Pure Mule was seen as a nod to Bracken and Deadwood, with The Sunday Times praising it for its "impressively lyrical yet largely authentic dialogue" but remaining sceptical of O'Brien's "lapses into ludicrously Oirish speechifying, replete with more hooting "ouls" than a forest park".

Garrett Lombard used to be greeted by cheers each time he passed a building site due to his character, Scobie, being portrayed as an authentic hero by many. Lombard described him as "a typical Irish male, who liked his drinking and carousing and having a good time".

==Awards==
The original Pure Mule won five Irish Film and Television Awards (IFTAs) from seven nominations on 6 November 2005.

Tom Murphy won in the category of Best Television Actor, whilst Dawn Bradfield won in the category of Best Television Actress. Eileen Walsh won in the category of Best Supporting Actress on Television. Declan Recks won in the category of Best Director Television. The other award win for the show on the night was in the category of Best Sound for Television or Film.

The other two nominations were Garrett Lombard in the category of Best Supporting Actor on Television and director Charlie McCarthy in the same category as Recks.

The award ceremony was broadcast on RTÉ One.

| Year | Nominee / work | Award | Result |
|---|---|---|---|
| 2006 | Tom Murphy | Best Television Actor | Won |
| 2006 | Dawn Bradfield | Best Television Actress | Won |
| 2006 | Eileen Walsh | Best Supporting Actress on Television | Won |
| 2006 | Declan Recks | Best Director Television | Won |
| 2006 | Philippe Faujas | Best Sound for Television or Film | Won |
| 2006 | Garrett Lombard | Best Supporting Actor on Television | Nominated |
| 2006 | Charlie McCarthy | Best Director Television | Nominated |

==Pure Mule: The Last Weekend==
Pure Mule: The Last Weekend was shot in Birr, County Offaly and the surrounding areas such as Banagher and Shannonbridge. It is again directed by Declan Recks and is again produced by Accomplice Television. The show is written by Eugene O'Brien. The series, which wrapped before the end of July 2009, was shot using the RED high end digital camera format.

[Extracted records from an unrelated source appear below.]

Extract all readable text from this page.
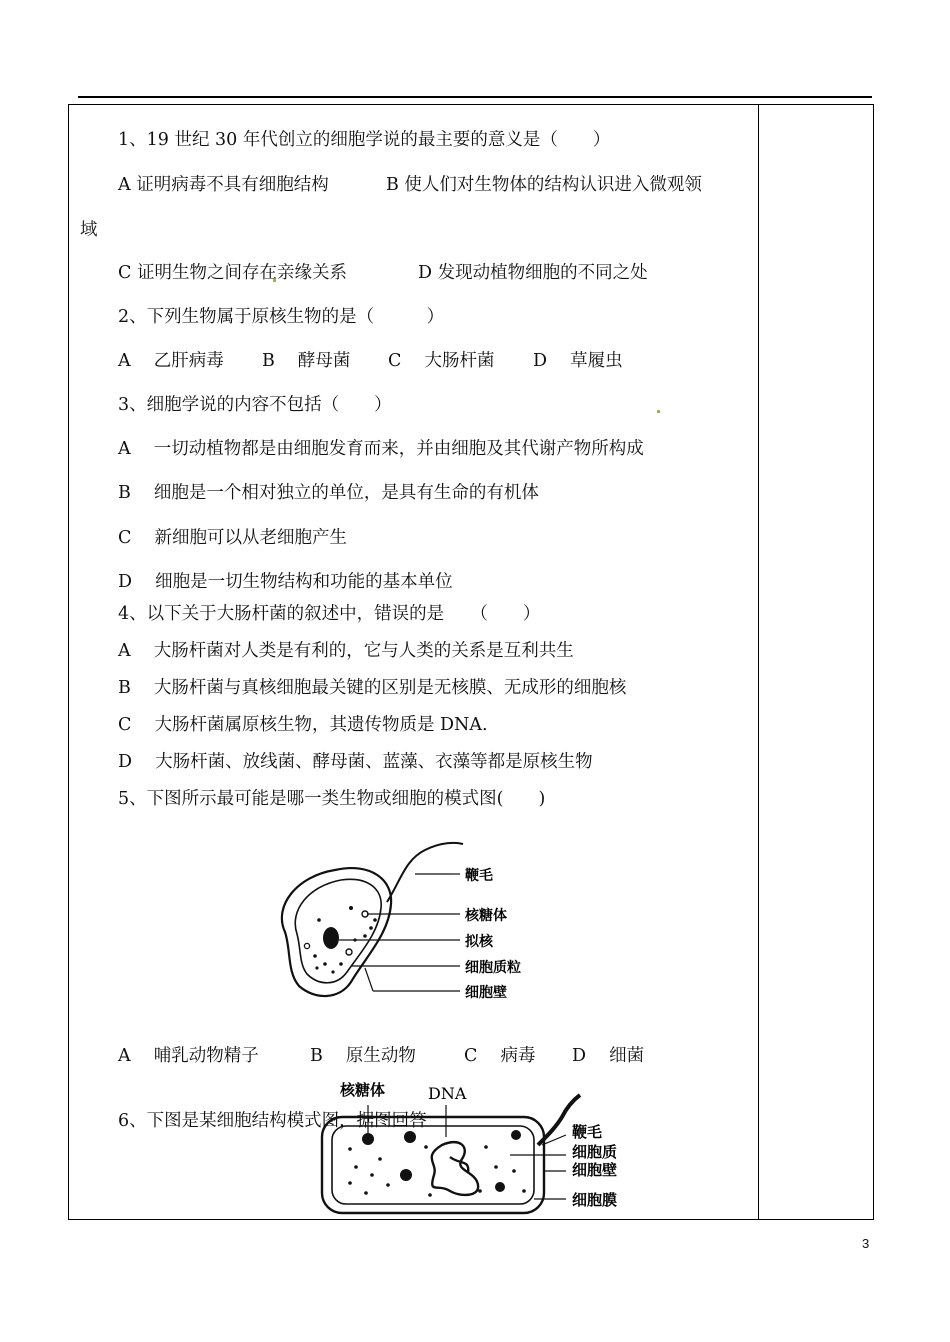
1、19 世纪 30 年代创立的细胞学说的最主要的意义是（　　）
A 证明病毒不具有细胞结构	B 使人们对生物体的结构认识进入微观领
域
C 证明生物之间存在亲缘关系	D 发现动植物细胞的不同之处
2、下列生物属于原核生物的是（　　　）
A　 乙肝病毒 B　 酵母菌 C　 大肠杆菌 D　 草履虫
3、细胞学说的内容不包括（　　）
A　 一切动植物都是由细胞发育而来，并由细胞及其代谢产物所构成
B　 细胞是一个相对独立的单位，是具有生命的有机体
C　 新细胞可以从老细胞产生
D　 细胞是一切生物结构和功能的基本单位
4、以下关于大肠杆菌的叙述中，错误的是　　（　　）
A　 大肠杆菌对人类是有利的，它与人类的关系是互利共生
B　 大肠杆菌与真核细胞最关键的区别是无核膜、无成形的细胞核
C　 大肠杆菌属原核生物，其遗传物质是 DNA.
D　 大肠杆菌、放线菌、酵母菌、蓝藻、衣藻等都是原核生物
5、下图所示最可能是哪一类生物或细胞的模式图(　　)
鞭毛
核糖体
拟核
细胞质粒
细胞壁
A　 哺乳动物精子	B　 原生动物	C　 病毒 D　 细菌
6、下图是某细胞结构模式图，据图回答
核糖体	DNA
鞭毛
细胞质
细胞壁
细胞膜
3
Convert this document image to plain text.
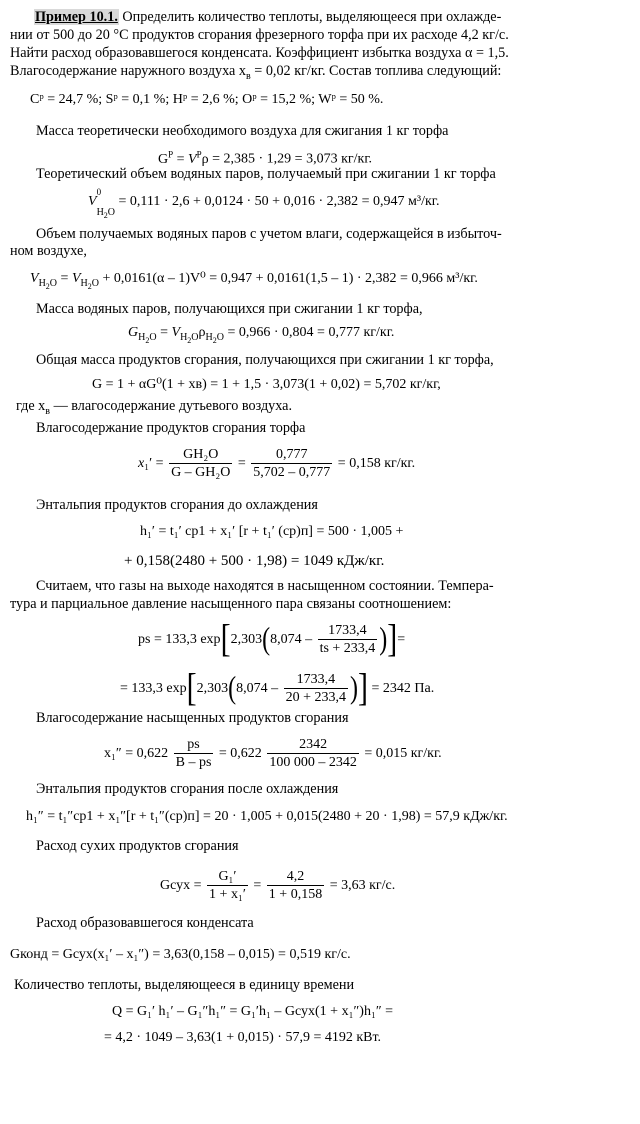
Пример 10.1. Определить количество теплоты, выделяющееся при охлажде-
нии от 500 до 20 °С продуктов сгорания фрезерного торфа при их расходе 4,2 кг/с.
Найти расход образовавшегося конденсата. Коэффициент избытка воздуха α = 1,5.
Влагосодержание наружного воздуха $x_в = 0,02$ кг/кг. Состав топлива следующий:
Cᵖ = 24,7 %; Sᵖ = 0,1 %; Hᵖ = 2,6 %; Oᵖ = 15,2 %; Wᵖ = 50 %.
Масса теоретически необходимого воздуха для сжигания 1 кг торфа
$G^P = V^P\rho = 2,385 \cdot 1,29 = 3,073$ кг/кг.
Теоретический объем водяных паров, получаемый при сжигании 1 кг торфа
V
0
$_{H_2O}$ = 0,111 · 2,6 + 0,0124 · 50 + 0,016 · 2,382 = 0,947 м³/кг.
Объем получаемых водяных паров с учетом влаги, содержащейся в избыточ-
ном воздухе,
$V_{H_2O} = V_{H_2O} + 0,0161(\alpha - 1)V^0 = 0,947 + 0,0161(1,5 - 1) \cdot 2,382 = 0,966$ м³/кг.
Масса водяных паров, получающихся при сжигании 1 кг торфа,
$G_{H_2O} = V_{H_2O}\rho_{H_2O} = 0,966 \cdot 0,804 = 0,777$ кг/кг.
Общая масса продуктов сгорания, получающихся при сжигании 1 кг торфа,
G = 1 + αG⁰(1 + xв) = 1 + 1,5 · 3,073(1 + 0,02) = 5,702 кг/кг,
где $x_в$ — влагосодержание дутьевого воздуха.
Влагосодержание продуктов сгорания торфа
$x_1' = \frac{\text{GH₂O}}{\text{G – GH₂O}} = \frac{0,777}{5,702 - 0,777} = 0,158$ кг/кг.
Энтальпия продуктов сгорания до охлаждения
h₁′ = t₁′ cp1 + x₁′ [r + t₁′ (cp)п] = 500 · 1,005 +
+ 0,158(2480 + 500 · 1,98) = 1049 кДж/кг.
Считаем, что газы на выходе находятся в насыщенном состоянии. Темпера-
тура и парциальное давление насыщенного пара связаны соотношением:
ps = 133,3 $\exp[2,303(8,074 - \frac{1733,4}{ts + 233,4}$ )]=
= 133,3 $\exp[2,303(8,074 - \frac{1733,4}{20 + 233,4}$ )] = 2342 Па.
Влагосодержание насыщенных продуктов сгорания
$x_1'' = 0,622 \frac{ps}{B - ps} = 0,622 \frac{2342}{100 000 - 2342} = 0,015$ кг/кг.
Энтальпия продуктов сгорания после охлаждения
h₁″ = t₁″cp1 + x₁″[r + t₁″(cp)п] = 20 · 1,005 + 0,015(2480 + 20 · 1,98) = 57,9 кДж/кг.
Расход сухих продуктов сгорания
Gсух = $\frac{\text{G₁′}}{\text{1 + x₁′}} = \frac{4,2}{1 + 0,158} = 3,63$ кг/с.
Расход образовавшегося конденсата
Gконд = Gсух(x₁′ – x₁″) = 3,63(0,158 – 0,015) = 0,519 кг/с.
Количество теплоты, выделяющееся в единицу времени
Q = G₁′ h₁′ – G₁″h₁″ = G₁′h₁ – Gсух(1 + x₁″)h₁″ =
= 4,2 · 1049 – 3,63(1 + 0,015) · 57,9 = 4192 кВт.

The plot involves the imminent departure of Scobie (played by Lombard) to Australia. Jennifer (played by McKenna) returns to attend the funeral of a family member. An economic recession has arrived, reflecting the reality of life in Ireland in 2009.

Tom Murphy, the IFTA award-winning actor of the original series, died in 2007. Well-recognised chimney stacks on the banks of the River Shannon in Shannonbridge which featured in the original series were demolished in July 2009. The towers "featured prominently in the background" of the show.

==Complete Season DVD release==
The box set Pure Mule: The Complete Series was released on DVD by Element Pictures Distribution on 13 November 2009.